Yuesong Gao; Lianjiao Yang; Jianjun Wang; Zhouqing Xie; Yuhong Wang; Liguang Sun, 2018

Penguin colonization following the last glacial-interglacial transition in the Vestfold Hills, East Antarctica

Palaeogeography, Palaeoclimatology, Palaeoecology. 490: 629–639. doi:10.1016/j.palaeo.2017.11.053

Highlights

• We report the oldest geological record of penguin colonization in East Antarctica.
• We deduce the deglaciation date, which is earlier than previous records, at the Vestfold Hills.
• We reconstruct local penguin population history using geochemical proxies.
• We propose that expansion of ice-free area is a driving force in penguin colony development.

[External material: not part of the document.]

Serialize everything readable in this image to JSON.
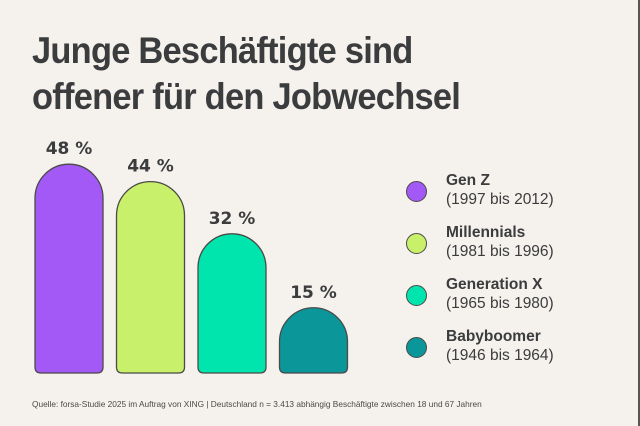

Abstract: https://www.sciencedirect.com/scienc...345?via%3Dihub

The population history of the Adélie penguin (Pygoscelis adeliae) and its response to climatic and environmental changes have been widely studied in maritime Antarctica and several glacial refugia of Adélie penguins were dated back to the Last Glacial Maximum. However, the process of colony expansion during the subsequent glacial-interglacial transition was less well-documented. In this paper, we investigate an ornithogenic core from Vestfold Hills, East Antarctica, to improve knowledge of postglacial penguin colonization. Local deglaciation occurred around 15.6 kyr BP, based on a coarse-grained detrital layer, a date that is earlier than most of those reported in other studies from the same region. Geochemical analysis of the core suggests penguins started colonizing the northern Vestfold Hills around 14.6 kyr BP, the oldest geological record in East Antarctica on penguin occupation, and their population exhibited a broadly increasing trend thereafter. The population expanded at approximately 6740 yr BP, in the mid-Holocene, which corresponds to a local climatic optimum. Although this inference is based on population changes of local sub-colonies, it corresponds well to reconstructions of regional climate change, and changes in the penguin population based on genetic studies. From a consideration of the results of previous studies of the occupation history of sea birds following deglaciation in the Arctic, as well as other parts of Antarctica, we propose that sea birds colonized the emerging ice-free areas shortly after local glacier retreat. Over geological time-scales, the availability of breeding habitat is a key factor controlling the population size and activity range of Antarctic Adélie penguins.